Aparte
Opinião - Concurso de delegado da Polícia Civil de Sergipe está sub judice, e com razão!

[*] Antonio Moraes

O Ministério Público de Sergipe e a Ordem dos Advogados do Brasil, seccional Sergipe, não participaram presencialmente das etapas desse concurso para delegado da Policial Civil de Sergipe, em especial, da prova oral.

O concurso público para provimento de vagas no cargo de delegado de Polícia Civil na classe substituto, realizado em 2018, pela Cebraspe, não teve a participação em todas as suas etapas dos representantes do Ministério Público Estadual e da Ordem dos Advogados do Brasil, seccional Sergipe, como determinam o parágrafo 2⁰ do art. 127 da Constituição do Estado de Sergipe, o art. 5º da Lei nº 4.122/1999, bem como o subitem 1.1. do Edital nº 007 de 12 de julho de 2018, aberto pela então Seplag, atual Sead, que deu início ao concurso público para o cargo de delegado de polícia substituto.

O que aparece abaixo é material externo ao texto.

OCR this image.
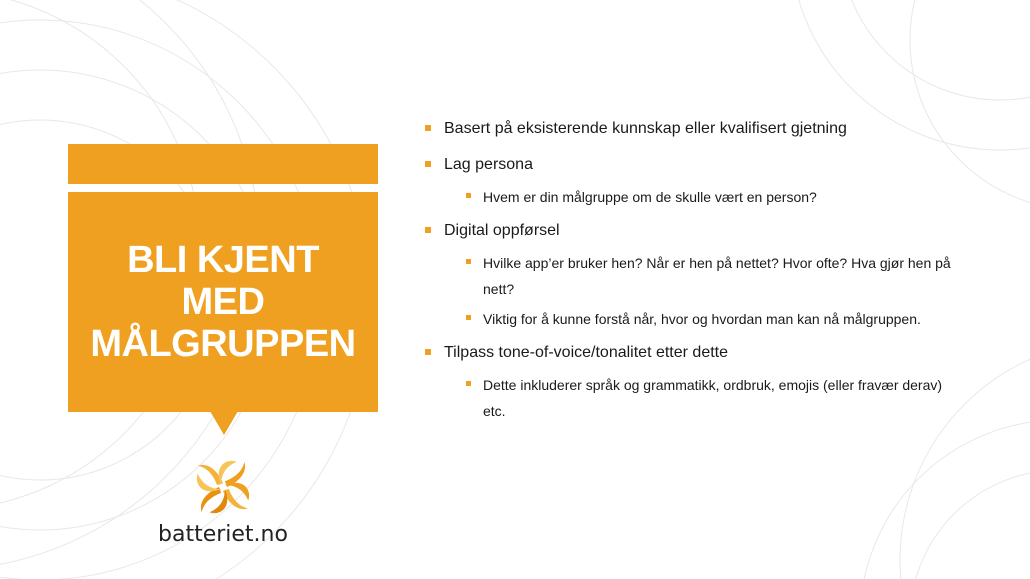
BLI KJENT
MED
MÅLGRUPPEN
batteriet.no

Basert på eksisterende kunnskap eller kvalifisert gjetning

Lag persona

Hvem er din målgruppe om de skulle vært en person?

Digital oppførsel

Hvilke app’er bruker hen? Når er hen på nettet? Hvor ofte? Hva gjør hen på nett?

Viktig for å kunne forstå når, hvor og hvordan man kan nå målgruppen.

Tilpass tone-of-voice/tonalitet etter dette

Dette inkluderer språk og grammatikk, ordbruk, emojis (eller fravær derav) etc.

É o que afirma o cidadão Fábio Castro Góes de Aguiar, autor da ação popular, que se arrasta (ou é arrastada) há mais de um ano em que pede a nulidade do concurso. O autor da ação popular entende que a participação do MP e da OAB tão somente na elaboração e no planejamento do certame feriu a moralidade administrativa, ou seja, desviou a finalidade da participação desses órgãos que é a da fiscalização de todo o processo seletivo.

O cidadão juntou aos autos do processo as respostas que obteve da OAB/SE e do MP/SE. A OAB/SE, através de seu presidente, Inácio José Krauss de Menezes, através do ofício nº 451/2020, afirmou que o “então secretário Geral desta seccional, Dr. Aurélio Belém do Espírito Santo, OAB/SE 3349, participou ativamente de reuniões administrativas realizadas na sede da Secretaria de Estado de Planejamento, Orçamento e Gestão - Seplag -, onde se discutiu questões atinentes à elaboração do edital do respectivo concurso".

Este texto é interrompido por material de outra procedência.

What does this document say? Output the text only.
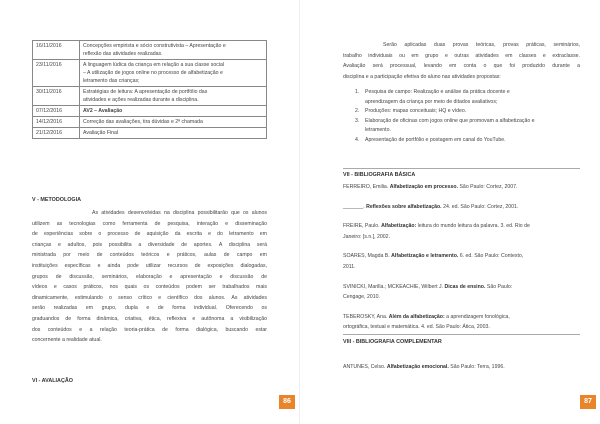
16/11/2016	Concepções empirista e sócio construtivista – Apresentação e
reflexão das atividades realizadas.
23/11/2016	A linguagem lúdica da criança em relação a sua classe social
– A utilização de jogos online no processo de alfabetização e
letramento das crianças;
30/11/2016	Estratégias de leitura: A apresentação de portfólio das
atividades e ações realizadas durante a disciplina.
07/12/2016	AV2 – Avaliação
14/12/2016	Correção das avaliações, tira dúvidas e 2ª chamada
21/12/2016	Avaliação Final
V - METODOLOGIA
As atividades desenvolvidas na disciplina possibilitarão que os alunos
utilizem as tecnologias como ferramenta de pesquisa, interação e disseminação
de experiências sobre o processo de aquisição da escrita e do letramento em
crianças e adultos, pois possibilita a diversidade de aportes. A disciplina será
ministrada por meio de conteúdos teóricos e práticos, aulas de campo em
instituições específicas e ainda pode utilizar recursos de exposições dialogadas,
grupos de discussão, seminários, elaboração e apresentação e discussão de
vídeos e casos práticos, nos quais os conteúdos podem ser trabalhados mais
dinamicamente, estimulando o senso crítico e científico dos alunos. As atividades
serão realizadas em grupo, dupla e de forma individual. Oferecendo os
graduandos de forma dinâmica, criativa, ética, reflexiva e autônoma a visibilização
dos conteúdos e a relação teoria-prática de forma dialógica, buscando estar
concernente a realidade atual.
VI - AVALIAÇÃO
86
Serão aplicadas duas provas teóricas, provas práticas, seminários,
trabalho individuais ou em grupo e outras atividades em classes e extraclasse.
Avaliação será processual, levando em conta o que foi produzido durante a
disciplina e a participação efetiva do aluno nas atividades propostas:
1. Pesquisa de campo: Realização e análise da prática docente e
aprendizagem da criança por meio de ditados avaliativos;
2. Produções: mapas conceituais; HQ e vídeo.
3. Elaboração de oficinas com jogos online que promovam a alfabetização e
letramento.
4. Apresentação de portfólio e postagem em canal do YouTube.
VII - BIBLIOGRAFIA BÁSICA
FERREIRO, Emilia. Alfabetização em processo. São Paulo: Cortez, 2007.
_______. Reflexões sobre alfabetização. 24. ed. São Paulo: Cortez, 2001.
FREIRE, Paulo. Alfabetização: leitura do mundo leitura da palavra. 3. ed. Rio de
Janeiro: [s.n.], 2002.
SOARES, Magda B. Alfabetização e letramento. 6. ed. São Paulo: Contexto,
2011.
SVINICKI, Marilla.; MCKEACHIE, Wilbert J. Dicas de ensino. São Paulo:
Cengage, 2010.
TEBEROSKY, Ana. Além da alfabetização: a aprendizagem fonológica,
ortográfica, textual e matemática. 4. ed. São Paulo: Ática, 2003.
VIII - BIBLIOGRAFIA COMPLEMENTAR
ANTUNES, Celso. Alfabetização emocional. São Paulo: Terra, 1996.
87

E ainda afirmou que "com relação ao controle externo da etapa da prova oral, informamos que não houve qualquer comunicação/convite por parte da organização do concurso para participação da OAB/SE em qualquer de suas etapas, dentre elas, a prova oral”.

O MP/SE, através do ofício nº 383/2020 – GPGJ, de 27 de março de 2020, da lavra do procurador-geral de Justiça Eduardo Barreto d'Avila Fontes, encaminhou ao cidadão resposta ao Pedido de Informação do Cidadão nº 920340, respondido pelo promotor de Justiça Sandro Luiz da Costa, que informou que foi designado, através da Portaria 555/2018, de 12/03/2018, de lavra do ex-procurador-geral José Rony de Almeida, para compor a “Comissão do Concurso de Ingresso na carreira de delegado de polícia, na administração direta do Poder Executivo do Estado de Sergipe".

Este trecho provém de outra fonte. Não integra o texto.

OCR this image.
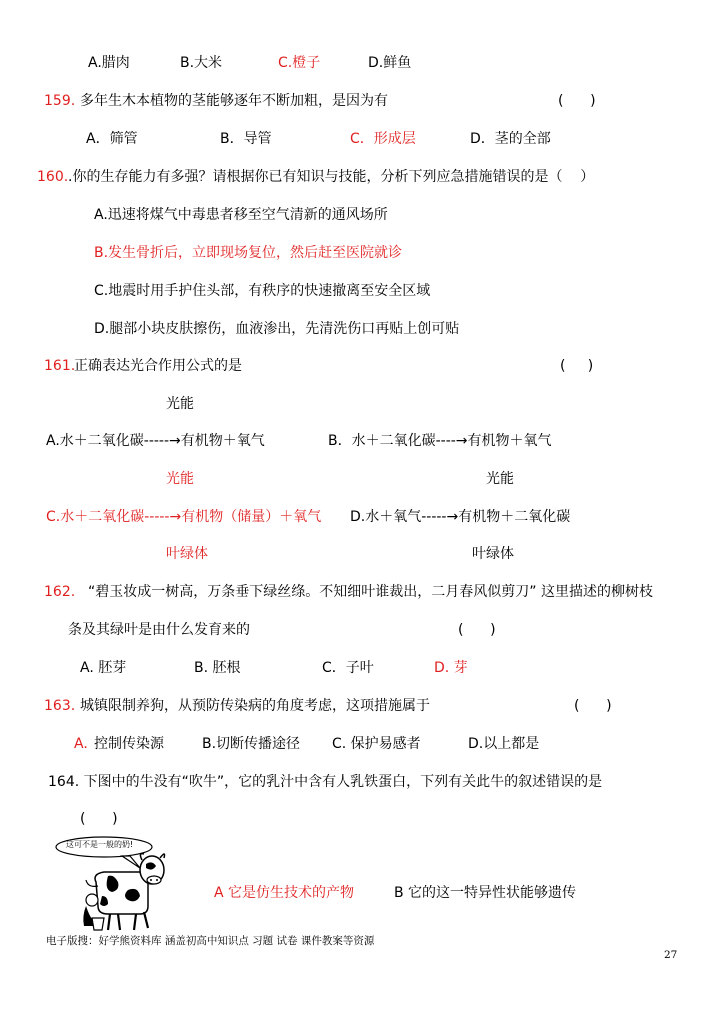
A.腊肉	B.大米	C.橙子	D.鲜鱼
159. 多年生木本植物的茎能够逐年不断加粗，是因为有	(      )
A．筛管	B．导管	C．形成层	D．茎的全部
160. .你的生存能力有多强？请根据你已有知识与技能，分析下列应急措施错误的是（    ）
A.迅速将煤气中毒患者移至空气清新的通风场所
B.发生骨折后，立即现场复位，然后赶至医院就诊
C.地震时用手护住头部，有秩序的快速撤离至安全区域
D.腿部小块皮肤擦伤，血液渗出，先清洗伤口再贴上创可贴
161.
正确表达光合作用公式的是	(     )
光能
A.水＋二氧化碳-----→有机物＋氧气	B．水＋二氧化碳----→有机物＋氧气
光能	光能
C.水＋二氧化碳-----→有机物（储量）＋氧气 D.水＋氧气-----→有机物＋二氧化碳
叶绿体	叶绿体
162. “碧玉妆成一树高，万条垂下绿丝绦。不知细叶谁裁出，二月春风似剪刀” 这里描述的柳树枝
条及其绿叶是由什么发育来的	(      )
A. 胚芽	B. 胚根	C．子叶	D. 芽
163. 城镇限制养狗，从预防传染病的角度考虑，这项措施属于	(      )
A. 控制传染源	B.切断传播途径 C. 保护易感者	D.以上都是
164. 下图中的牛没有“吹牛”，它的乳汁中含有人乳铁蛋白，下列有关此牛的叙述错误的是
(      )
这可不是一般的奶!
A 它是仿生技术的产物	B 它的这一特异性状能够遗传
电子版搜：好学熊资料库 涵盖初高中知识点 习题 试卷 课件教案等资源
27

Destacou ainda que a referida designação era abrangente para todas as etapas do concurso, não diferenciando atividade interna ou externa. O promotor Sandro Luiz da Costa ainda disse que “Foi criado pela comissão grupo de discussão virtual e fomos convidados para todas as fases do concurso, além de ter informações sobre todas as irregularidades que foram apresentadas”.

Ao final da resposta, falou que não esteve fisicamente no local de aplicação da prova oral. O edital inovou, prevendo a participação no certame de representantes da Secretaria de Estado do Planejamento e Orçamento - Seplag - e da Associação dos Delegados de Polícia Civil - Adepol. Segundo o autor da ação popular, esses representantes não foram vistos durante as fases do concurso.

A jurisprudência pacífica dos tribunais entende que a ausência desses representantes torna nula todas as etapas do concurso público em que não estiverem efetivamente presentes.

Com o anúncio feito pelo Governo do Estado da autorização para realização do concurso público para as carreiras típicas de Estado de agentes e escrivães começa a pairar dúvidas sobre a condução do futuro certame. Para quem quiser conhecer mais de perto essa questão é só acessar os documentos citados aqui nestes links: ofício nº 451/2020 OAB/SE e ofício nº 383/2020 MP/SE.

[*] É escrivão e ex-presidente do Sinpol Sergipe.